Another key fruit for us is apples. European apples are readily available. The thing that I think about with apples is their normal fruiting season. They should be ready in late summer or early autumn.

And then they will keep.

For a long time.

Often with a bag of apples from far away they don’t seem to last long at all.

But then if they were picked in the autumn of a different part of the world and then travel by boat to Europe they will have spent their keeping season at sea. This is sometimes combated by packing in inert gas to stop the ageing process.

When the package is opened ageing atmosphere surrounds the fruit. Then the wrinkles set in quickly.

Eating foods that are grown nearby at their optimum time is also more rewarding with flavour and nutrients.

The blueberries are coming into bud now.

I can’t wait.




15 comments on “Think Global: Buy Local

  1. lindaswildlifegarden
    April 17, 2014

    Awesome post and thank you for sharing


  2. The Crazy Crone
    April 17, 2014

    Very little is imported here in North Cyprus – mangoes and bananas are the exception. Everything’s seasonal and pretty much grown locally or imported from Turkey. The fruit and vegies are fresh and plentiful when they’re in season – currently we’re snowed under with strawberries. Oranges and lemons grow in abundance, wild asparagus have just finished their season. And here you actually buy spuds unpackaged with dirt on!


    • lizard100
      April 17, 2014

      I seem to remember being jealous a month ago if the produce you had access to then. In France they also have French grown stuff. You’re very lucky!


  3. silverbells2012
    April 17, 2014

    About when does asparagus appear through the ground? This is my first year of growing it, so I’m a bit in the dark.

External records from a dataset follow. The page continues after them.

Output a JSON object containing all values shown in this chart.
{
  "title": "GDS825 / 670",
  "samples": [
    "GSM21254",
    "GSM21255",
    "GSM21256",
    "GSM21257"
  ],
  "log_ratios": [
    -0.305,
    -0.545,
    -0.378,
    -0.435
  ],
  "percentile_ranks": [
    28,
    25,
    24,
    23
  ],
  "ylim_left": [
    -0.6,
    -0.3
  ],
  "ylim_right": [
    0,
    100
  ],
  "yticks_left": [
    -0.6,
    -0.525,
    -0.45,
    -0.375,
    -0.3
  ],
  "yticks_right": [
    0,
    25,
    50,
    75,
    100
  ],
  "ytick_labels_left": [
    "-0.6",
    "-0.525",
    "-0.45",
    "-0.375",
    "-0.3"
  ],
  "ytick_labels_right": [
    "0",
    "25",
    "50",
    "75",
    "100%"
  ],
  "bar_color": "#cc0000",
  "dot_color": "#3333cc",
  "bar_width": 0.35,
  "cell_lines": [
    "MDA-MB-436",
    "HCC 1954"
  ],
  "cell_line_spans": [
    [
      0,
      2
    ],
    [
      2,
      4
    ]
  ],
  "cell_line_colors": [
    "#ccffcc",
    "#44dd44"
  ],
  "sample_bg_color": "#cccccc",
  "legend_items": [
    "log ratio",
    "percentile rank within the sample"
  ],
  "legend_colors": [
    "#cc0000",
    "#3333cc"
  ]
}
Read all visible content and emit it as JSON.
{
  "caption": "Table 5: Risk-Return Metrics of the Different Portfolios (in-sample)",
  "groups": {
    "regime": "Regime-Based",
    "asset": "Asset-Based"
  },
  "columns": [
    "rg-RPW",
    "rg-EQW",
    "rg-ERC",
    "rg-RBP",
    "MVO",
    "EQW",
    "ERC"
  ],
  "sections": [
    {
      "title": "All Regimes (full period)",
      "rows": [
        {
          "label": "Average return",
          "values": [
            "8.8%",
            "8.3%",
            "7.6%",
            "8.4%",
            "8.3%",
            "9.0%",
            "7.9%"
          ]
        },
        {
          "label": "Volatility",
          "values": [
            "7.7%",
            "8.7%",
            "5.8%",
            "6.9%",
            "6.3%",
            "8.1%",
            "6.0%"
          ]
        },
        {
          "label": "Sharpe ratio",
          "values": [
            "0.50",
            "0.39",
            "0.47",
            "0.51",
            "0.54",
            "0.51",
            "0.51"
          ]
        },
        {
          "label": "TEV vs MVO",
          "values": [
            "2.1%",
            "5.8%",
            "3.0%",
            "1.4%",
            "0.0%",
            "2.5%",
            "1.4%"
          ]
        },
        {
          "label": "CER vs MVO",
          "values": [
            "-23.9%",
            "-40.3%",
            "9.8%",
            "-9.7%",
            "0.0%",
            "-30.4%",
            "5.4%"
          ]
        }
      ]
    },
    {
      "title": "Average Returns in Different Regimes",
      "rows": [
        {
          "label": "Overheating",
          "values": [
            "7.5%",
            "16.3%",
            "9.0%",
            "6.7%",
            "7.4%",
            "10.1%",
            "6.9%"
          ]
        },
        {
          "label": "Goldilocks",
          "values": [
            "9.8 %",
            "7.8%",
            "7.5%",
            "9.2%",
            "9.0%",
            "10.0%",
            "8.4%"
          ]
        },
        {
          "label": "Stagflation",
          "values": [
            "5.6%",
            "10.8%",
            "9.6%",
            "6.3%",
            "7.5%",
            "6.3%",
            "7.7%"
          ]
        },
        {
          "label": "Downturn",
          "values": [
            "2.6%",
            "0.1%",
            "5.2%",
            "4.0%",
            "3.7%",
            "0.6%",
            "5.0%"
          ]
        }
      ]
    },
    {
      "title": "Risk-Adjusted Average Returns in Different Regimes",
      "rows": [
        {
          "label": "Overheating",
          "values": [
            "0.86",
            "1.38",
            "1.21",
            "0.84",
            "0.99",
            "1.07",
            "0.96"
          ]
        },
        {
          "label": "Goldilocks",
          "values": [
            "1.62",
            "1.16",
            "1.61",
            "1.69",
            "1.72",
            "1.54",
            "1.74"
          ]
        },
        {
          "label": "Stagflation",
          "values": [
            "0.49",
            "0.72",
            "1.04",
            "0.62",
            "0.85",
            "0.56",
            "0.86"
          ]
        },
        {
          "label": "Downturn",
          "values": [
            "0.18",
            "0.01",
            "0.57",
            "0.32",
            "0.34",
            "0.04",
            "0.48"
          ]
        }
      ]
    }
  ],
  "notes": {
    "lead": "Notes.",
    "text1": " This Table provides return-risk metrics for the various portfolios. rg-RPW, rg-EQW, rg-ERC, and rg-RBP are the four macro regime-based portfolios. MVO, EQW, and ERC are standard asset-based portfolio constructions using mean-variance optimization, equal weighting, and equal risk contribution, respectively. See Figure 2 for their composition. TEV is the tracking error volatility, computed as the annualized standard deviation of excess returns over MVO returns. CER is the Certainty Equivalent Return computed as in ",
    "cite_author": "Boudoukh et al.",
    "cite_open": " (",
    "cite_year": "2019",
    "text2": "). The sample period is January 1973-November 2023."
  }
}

    I think people buy out of season from around the world because they’ve been conditioned to do so. And they have the choice. If you stop going to supermarkets (or any outlets which buy from non-local sources), though, your choices change….


    • lizard100
      April 17, 2014

      Very true. The asparagus should start any day now. If you started this year then you may only see fairly narrow spears to begin with. They’re like mini asparagus spears. But some varieties start fairly strong. It’s very awe inspiring when you spot one.


      • silverbells2012
        April 17, 2014

        I planted them in December, so probably not going to see too much this year. Hope I can distinguish them from the weeds, though of course I won’t actually be picking any this year.


      • lizard100
        April 17, 2014

        You might not see much. They are also like tiny fronds when they get started.


      • silverbells2012
        April 18, 2014

        Well, it will be interesting to see!


      • lizard100
        April 18, 2014



  4. tootlepedal
    April 17, 2014

    We grew and enjoyed asparagus a lot but it doesn’t last and takes up a lot of room so Mrs Tootlepedal let it go.


  5. Rambling Woods
    April 19, 2014

    I haven’t had a veg garden for years… Every neighbor had chemicals sprayed that blew into our yard…. We stopped trying…


    • lizard100
      April 19, 2014

      That’s terrible! The allotment has rules about being organic. Thankfully the ones each side of us are but some others look dubious to me.